Thursday, May 26, 2016

Vigilance

A General, after gaining a great victory, was encamping with his army for the night. He ordered sentinels to be stationed all round the camp as usual. One of the sentinels, as he went to his station, grumbled to himself, and said, "Why could not the General let us have a quiet night's rest for once, after beating the enemy? I'm sure there's nothing to be afraid of."

The man then went to his station, and stood for some time looking about him. It was a bright summer's night, with a harvest moon, but he could see nothing anywhere: so he said, "I am terribly tired. I shall sleep for just five minutes, out of the moonlight, under the shadow of this tree." So he lay down.

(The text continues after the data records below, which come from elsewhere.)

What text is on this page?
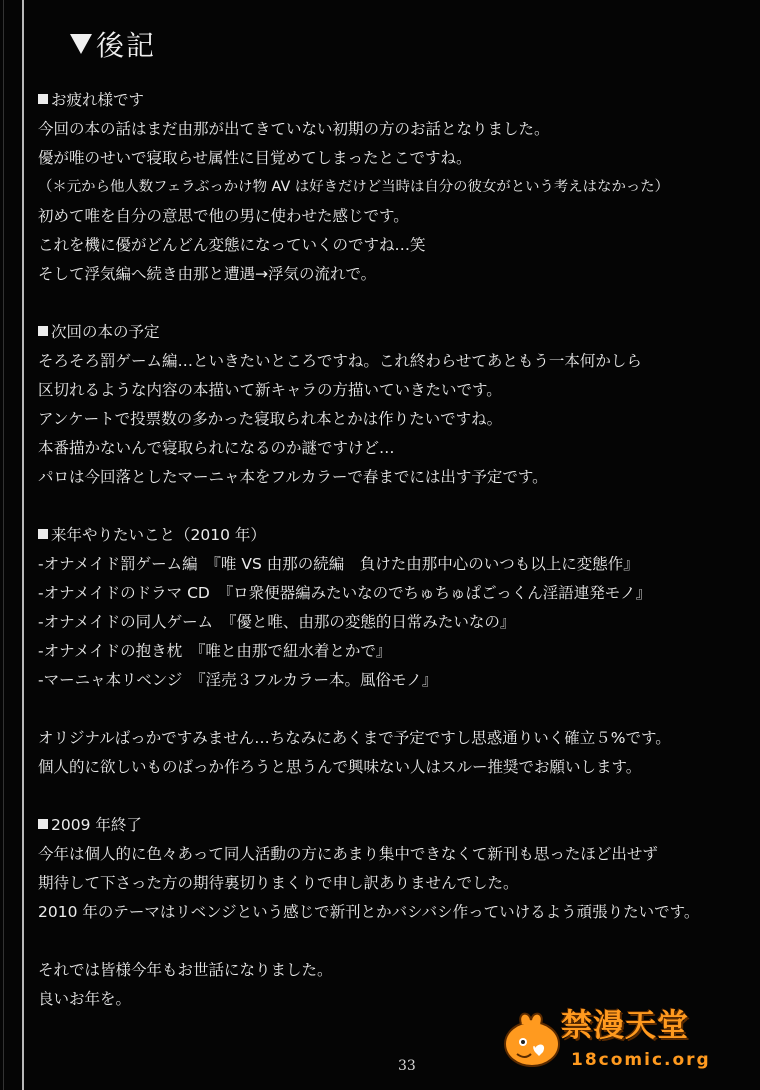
後記
お疲れ様です
今回の本の話はまだ由那が出てきていない初期の方のお話となりました。
優が唯のせいで寝取らせ属性に目覚めてしまったとこですね。
（＊元から他人数フェラぶっかけ物 AV は好きだけど当時は自分の彼女がという考えはなかった）
初めて唯を自分の意思で他の男に使わせた感じです。
これを機に優がどんどん変態になっていくのですね…笑
そして浮気編へ続き由那と遭遇→浮気の流れで。
次回の本の予定
そろそろ罰ゲーム編…といきたいところですね。これ終わらせてあともう一本何かしら
区切れるような内容の本描いて新キャラの方描いていきたいです。
アンケートで投票数の多かった寝取られ本とかは作りたいですね。
本番描かないんで寝取られになるのか謎ですけど…
パロは今回落としたマーニャ本をフルカラーで春までには出す予定です。
来年やりたいこと（2010 年）
-オナメイド罰ゲーム編　『唯 VS 由那の続編　負けた由那中心のいつも以上に変態作』
-オナメイドのドラマ CD　『ロ衆便器編みたいなのでちゅちゅぱごっくん淫語連発モノ』
-オナメイドの同人ゲーム　『優と唯、由那の変態的日常みたいなの』
-オナメイドの抱き枕　『唯と由那で紐水着とかで』
-マーニャ本リベンジ　『淫売３フルカラー本。風俗モノ』
オリジナルばっかですみません…ちなみにあくまで予定ですし思惑通りいく確立５%です。
個人的に欲しいものばっか作ろうと思うんで興味ない人はスルー推奨でお願いします。
2009 年終了
今年は個人的に色々あって同人活動の方にあまり集中できなくて新刊も思ったほど出せず
期待して下さった方の期待裏切りまくりで申し訳ありませんでした。
2010 年のテーマはリベンジという感じで新刊とかバシバシ作っていけるよう頑張りたいです。
それでは皆様今年もお世話になりました。
良いお年を。
33
禁漫天堂
18comic.org
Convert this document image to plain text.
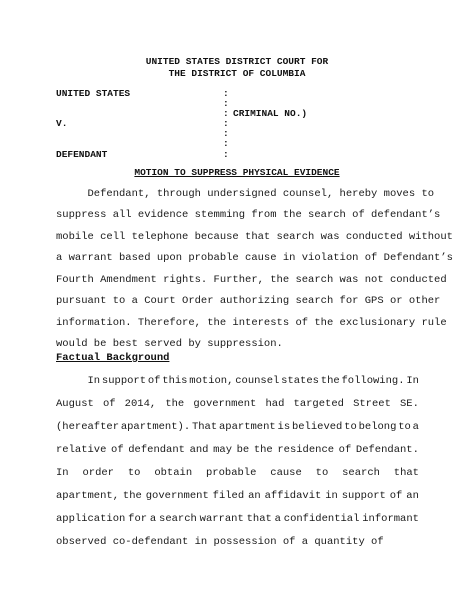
UNITED STATES DISTRICT COURT FOR
THE DISTRICT OF COLUMBIA
UNITED STATES
V.
DEFENDANT
:
:
:
:
:
:
:
CRIMINAL NO.)
MOTION TO SUPPRESS PHYSICAL EVIDENCE
Defendant, through undersigned counsel, hereby moves to
suppress all evidence stemming from the search of defendant’s
mobile cell telephone because that search was conducted without
a warrant based upon probable cause in violation of Defendant’s
Fourth Amendment rights. Further, the search was not conducted
pursuant to a Court Order authorizing search for GPS or other
information. Therefore, the interests of the exclusionary rule
Factual Background
In support of this motion, counsel states the following. In
August of 2014, the government had targeted Street SE.
(hereafter apartment). That apartment is believed to belong to a
relative of defendant and may be the residence of Defendant.
In order to obtain probable cause to search that
apartment, the government filed an affidavit in support of an
application for a search warrant that a confidential informant
observed co-defendant in possession of a quantity of
would be best served by suppression.
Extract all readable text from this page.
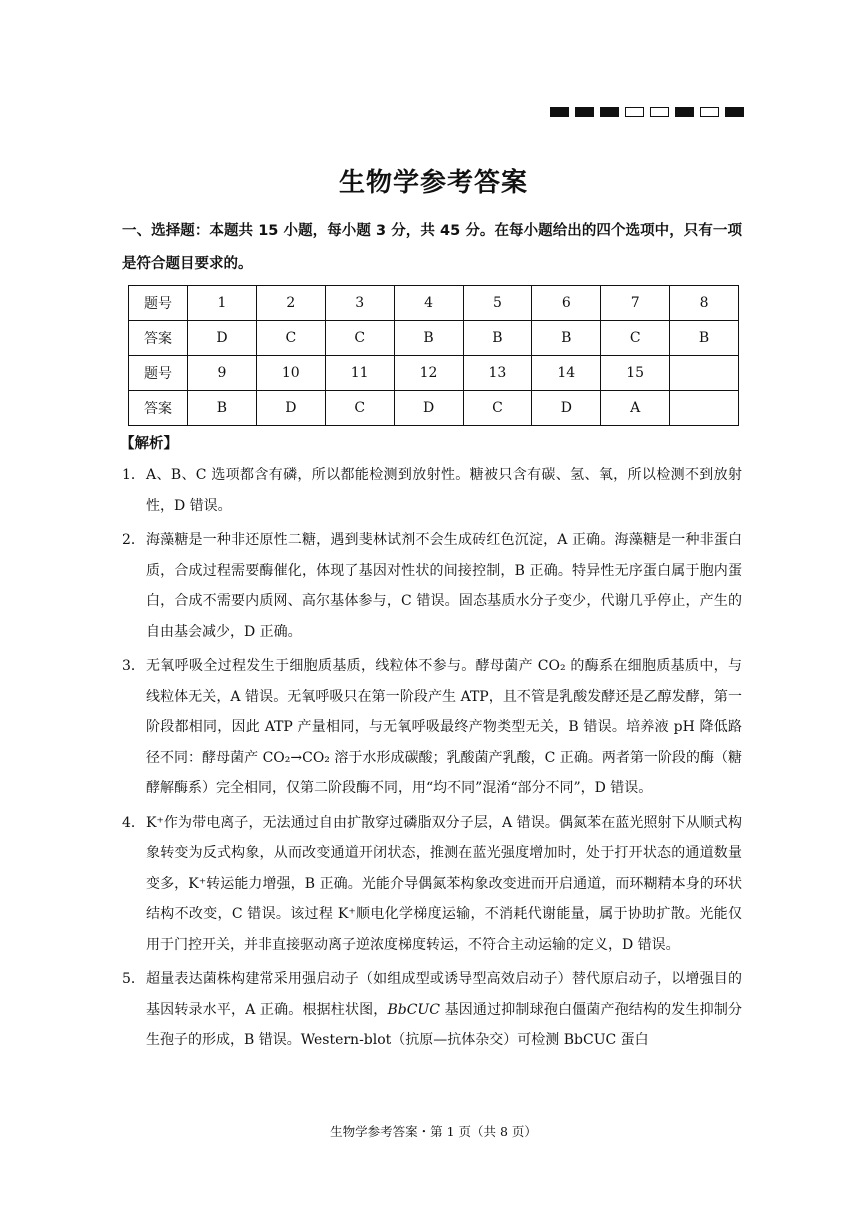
生物学参考答案
一、选择题：本题共 15 小题，每小题 3 分，共 45 分。在每小题给出的四个选项中，只有一项是符合题目要求的。
题号	1	2	3	4	5	6	7	8
答案	D	C	C	B	B	B	C	B
题号	9	10	11	12	13	14	15	
答案	B	D	C	D	C	D	A	
【解析】
1． A、B、C 选项都含有磷，所以都能检测到放射性。糖被只含有碳、氢、氧，所以检测不到放射性，D 错误。

2． 海藻糖是一种非还原性二糖，遇到斐林试剂不会生成砖红色沉淀，A 正确。海藻糖是一种非蛋白质，合成过程需要酶催化，体现了基因对性状的间接控制，B 正确。特异性无序蛋白属于胞内蛋白，合成不需要内质网、高尔基体参与，C 错误。固态基质水分子变少，代谢几乎停止，产生的自由基会减少，D 正确。

3． 无氧呼吸全过程发生于细胞质基质，线粒体不参与。酵母菌产 CO₂ 的酶系在细胞质基质中，与线粒体无关，A 错误。无氧呼吸只在第一阶段产生 ATP，且不管是乳酸发酵还是乙醇发酵，第一阶段都相同，因此 ATP 产量相同，与无氧呼吸最终产物类型无关，B 错误。培养液 pH 降低路径不同：酵母菌产 CO₂→CO₂ 溶于水形成碳酸；乳酸菌产乳酸，C 正确。两者第一阶段的酶（糖酵解酶系）完全相同，仅第二阶段酶不同，用“均不同”混淆“部分不同”，D 错误。

4． K⁺作为带电离子，无法通过自由扩散穿过磷脂双分子层，A 错误。偶氮苯在蓝光照射下从顺式构象转变为反式构象，从而改变通道开闭状态，推测在蓝光强度增加时，处于打开状态的通道数量变多，K⁺转运能力增强，B 正确。光能介导偶氮苯构象改变进而开启通道，而环糊精本身的环状结构不改变，C 错误。该过程 K⁺顺电化学梯度运输，不消耗代谢能量，属于协助扩散。光能仅用于门控开关，并非直接驱动离子逆浓度梯度转运，不符合主动运输的定义，D 错误。

5． 超量表达菌株构建常采用强启动子（如组成型或诱导型高效启动子）替代原启动子，以增强目的基因转录水平，A 正确。根据柱状图，BbCUC 基因通过抑制球孢白僵菌产孢结构的发生抑制分生孢子的形成，B 错误。Western-blot（抗原—抗体杂交）可检测 BbCUC 蛋白

生物学参考答案・第 1 页（共 8 页）
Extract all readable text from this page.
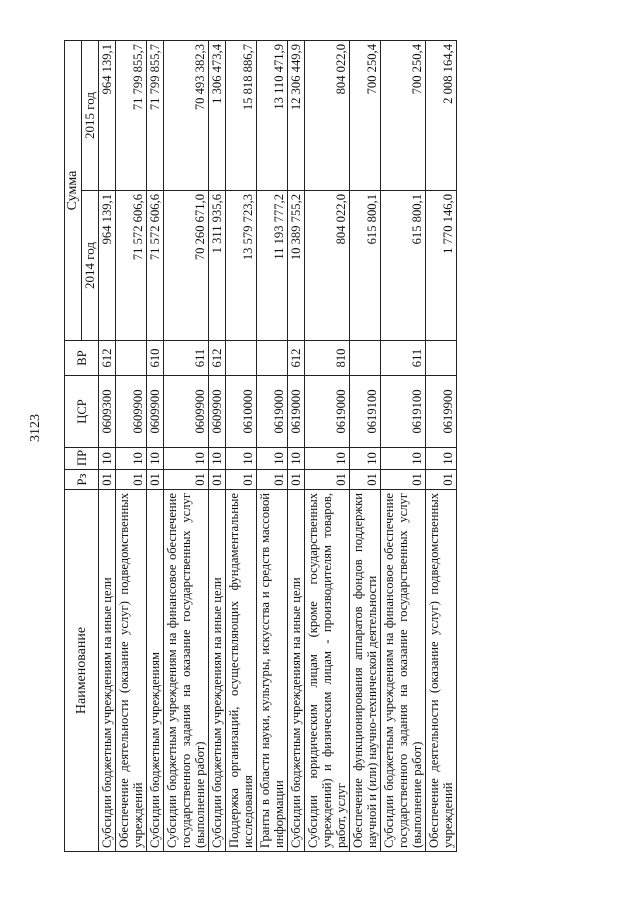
3123
Наименование	Рз	ПР	ЦСР	ВР	Сумма	
					2014 год	2015 год
Субсидии бюджетным учреждениям на иные цели	01	10	0609300	612	964 139,1	964 139,1
Обеспечение деятельности (оказание услуг) подведомственных учреждений	01	10	0609900		71 572 606,6	71 799 855,7
Субсидии бюджетным учреждениям	01	10	0609900	610	71 572 606,6	71 799 855,7
Субсидии бюджетным учреждениям на финансовое обеспечение государственного задания на оказание государственных услуг (выполнение работ)	01	10	0609900	611	70 260 671,0	70 493 382,3
Субсидии бюджетным учреждениям на иные цели	01	10	0609900	612	1 311 935,6	1 306 473,4
Поддержка организаций, осуществляющих фундаментальные исследования	01	10	0610000		13 579 723,3	15 818 886,7
Гранты в области науки, культуры, искусства и средств массовой информации	01	10	0619000		11 193 777,2	13 110 471,9
Субсидии бюджетным учреждениям на иные цели	01	10	0619000	612	10 389 755,2	12 306 449,9
Субсидии юридическим лицам (кроме государственных учреждений) и физическим лицам - производителям товаров, работ, услуг	01	10	0619000	810	804 022,0	804 022,0
Обеспечение функционирования аппаратов фондов поддержки научной и (или) научно-технической деятельности	01	10	0619100		615 800,1	700 250,4
Субсидии бюджетным учреждениям на финансовое обеспечение государственного задания на оказание государственных услуг (выполнение работ)	01	10	0619100	611	615 800,1	700 250,4
Обеспечение деятельности (оказание услуг) подведомственных учреждений	01	10	0619900		1 770 146,0	2 008 164,4
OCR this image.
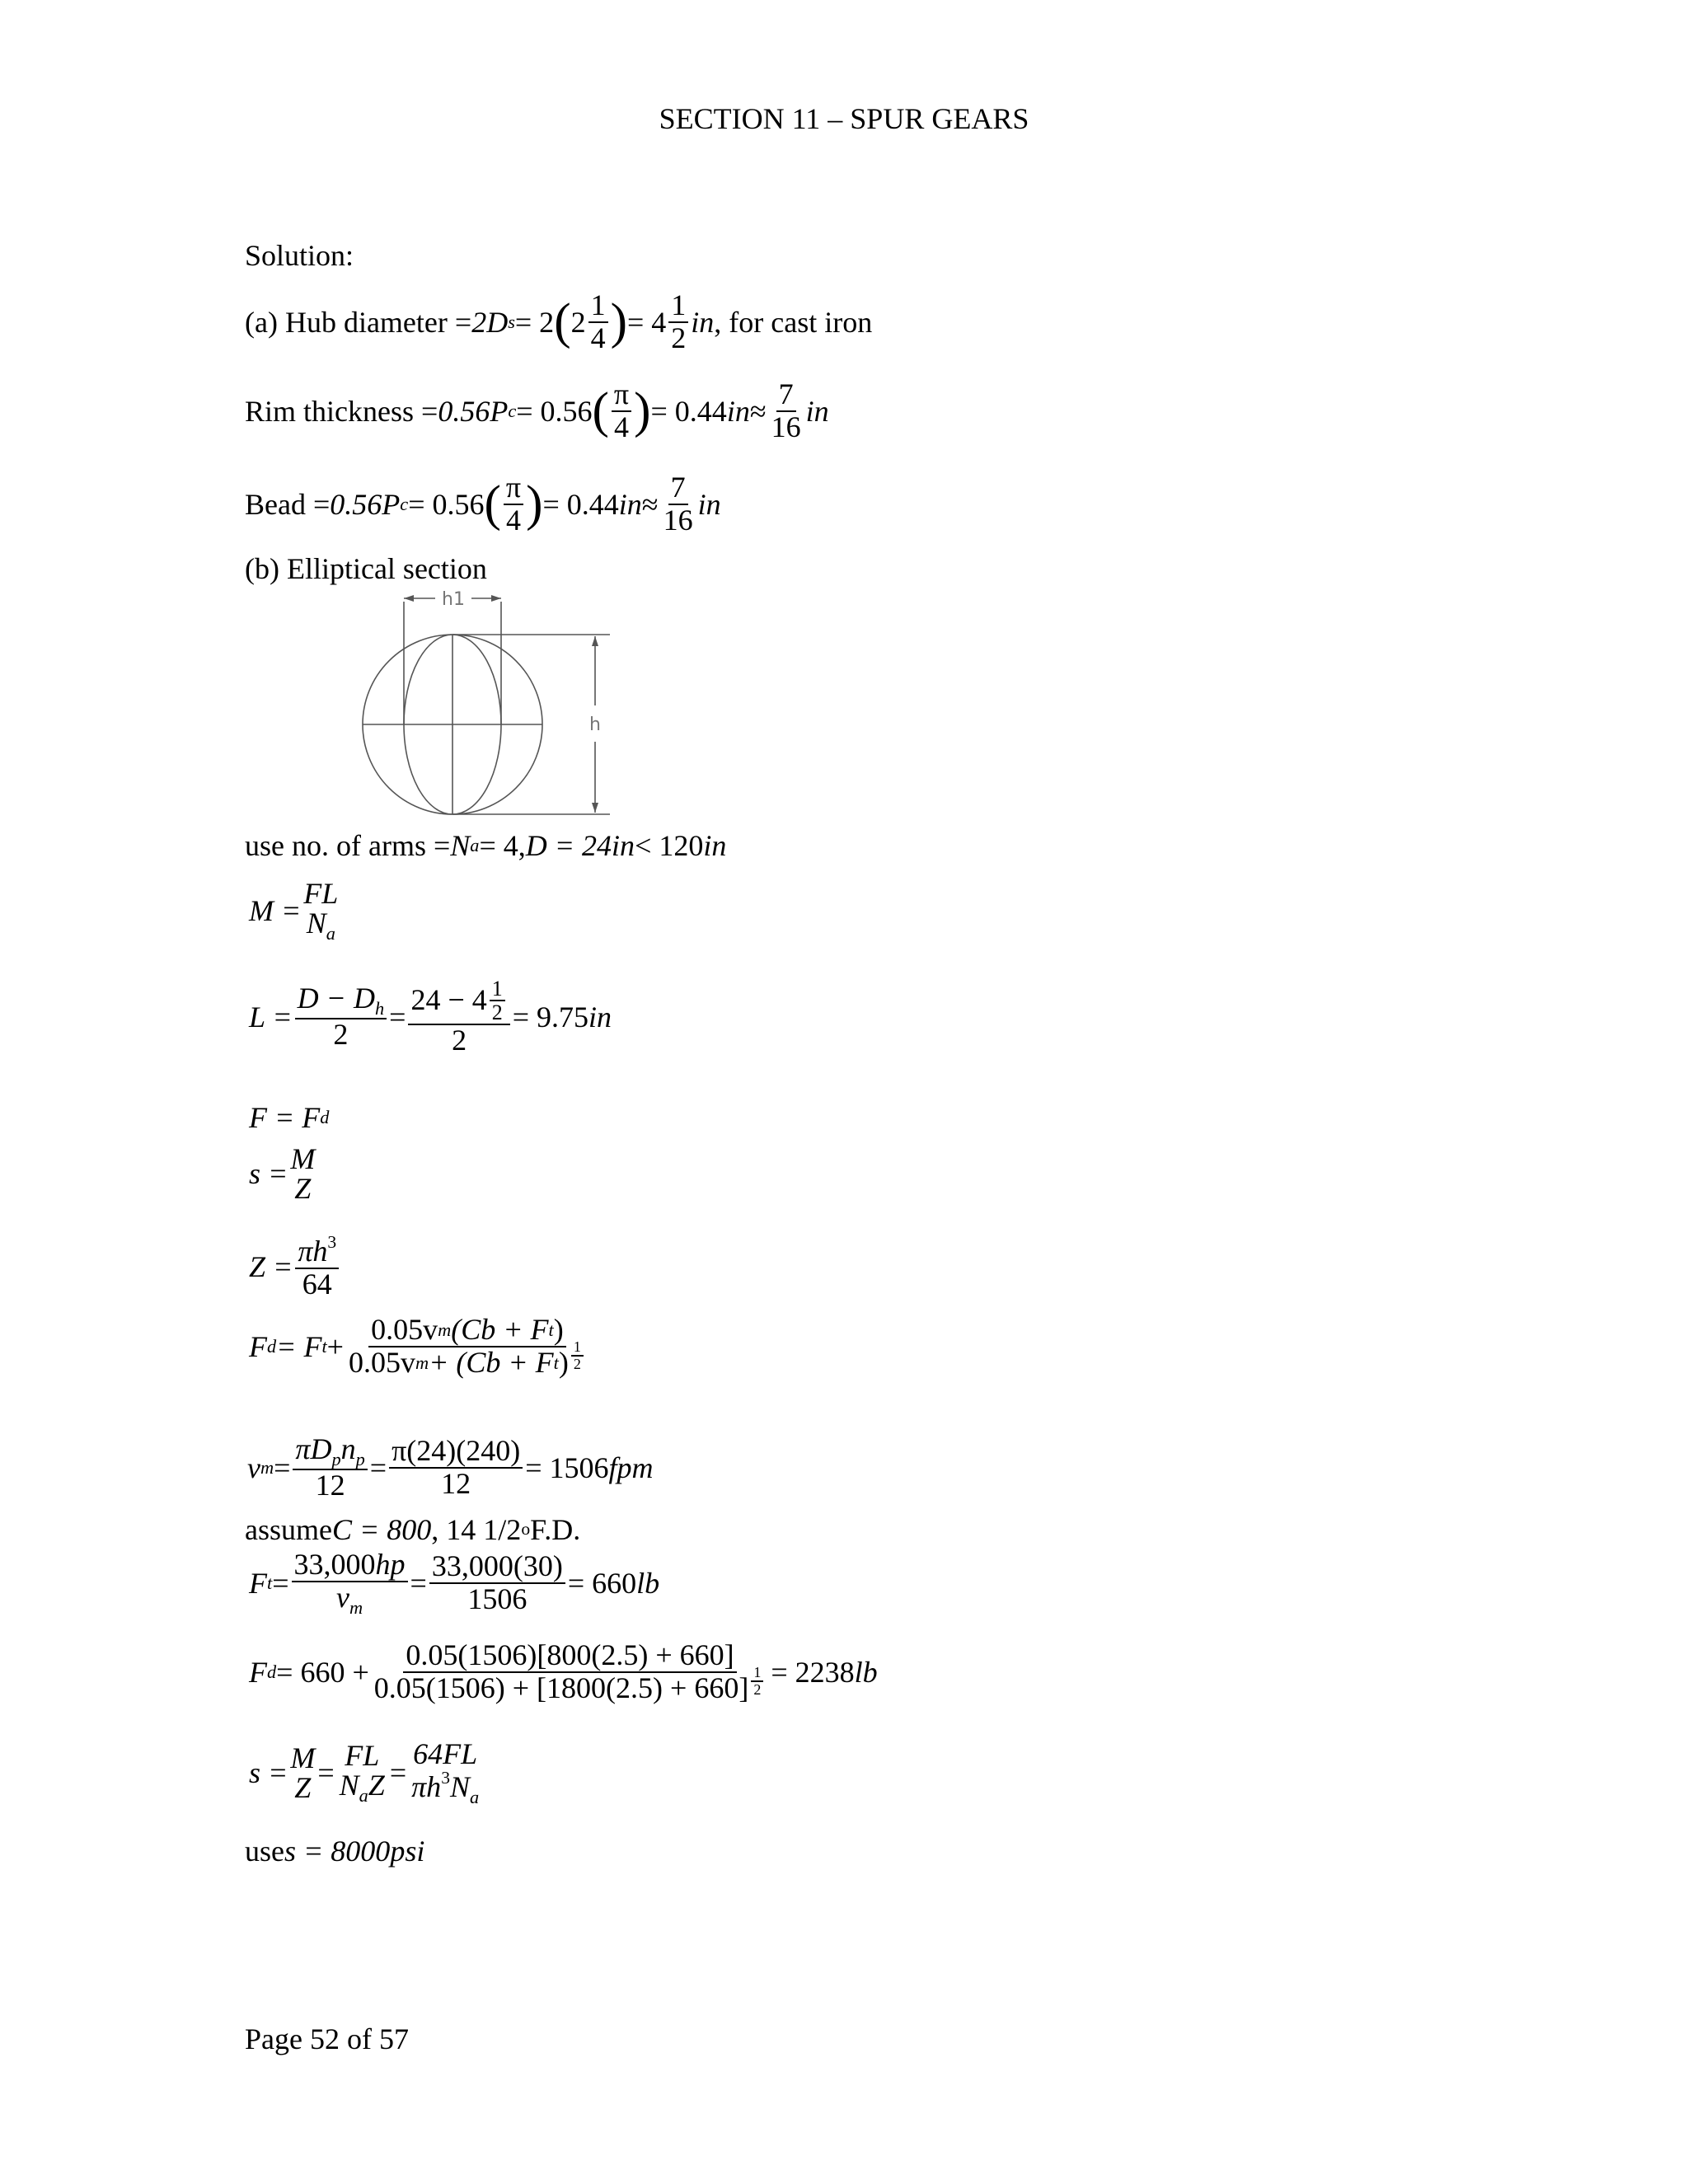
SECTION 11 – SPUR GEARS
Solution:
(a) Hub diameter = 2D s = 2 ( 2
1
4 ) = 4
1
2 in , for cast iron
Rim thickness = 0.56P c = 0.56 ( π
4 ) = 0.44 in ≈ $\frac{7}{16}$ in
Bead = 0.56P c = 0.56 ( π
4 ) = 0.44 in ≈ $\frac{7}{16}$ in
(b) Elliptical section
h1
h
use no. of arms = N a = 4, D = 24 in < 120 in
M =
FL
$N_a$
$L = \frac{D - D_h}{2} = 24 - 4$ 1
2
2 = 9.75 in
F = F d
s = M
Z
$Z = \frac{\pi h^3}{64}$
F d = F t + 0.05v m (Cb + F t )
0.05v m + (Cb + F t ) 1
2
v m =
$\pi D_pn_p$
12
= $\frac{\pi(24)(240)}{12} = 1506$ fpm
assume C = 800 , 14 1/2 o F.D.
F $t = \frac{33,000hp}{v_m} = \frac{33,000(30)}{1506} = 660$ lb
F d = 660 + 0.05(1506)[800(2.5) + 660]
0.05(1506) + [1800(2.5) + 660] 1
2 = 2238 lb
s = M
Z =
FL
$N_aZ$ =
64FL
$\pi h^3N_a$
use s = 8000 psi
Page 52 of 57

Presently he started up, dreaming that some one had pushed a lantern before his eyes, and he found that the moon was shining brightly down on him through a hole in the branches of the tree above him. The next minute an arrow whizzed past his ear, and the whole field before him seemed alive with soldiers in darkgreen coats, who sprang up from the ground where they had been silently creeping onward, and rushed towards him.

Fortunately the arrow had missed him; so he shouted aloud to give the alarm, and ran back to some other sentinels. The army was thus saved; and the soldier said, "I shall never forget, as long as I live, that when one is at war one must watch."

Edwin Abbott Abbott, Parables for Children.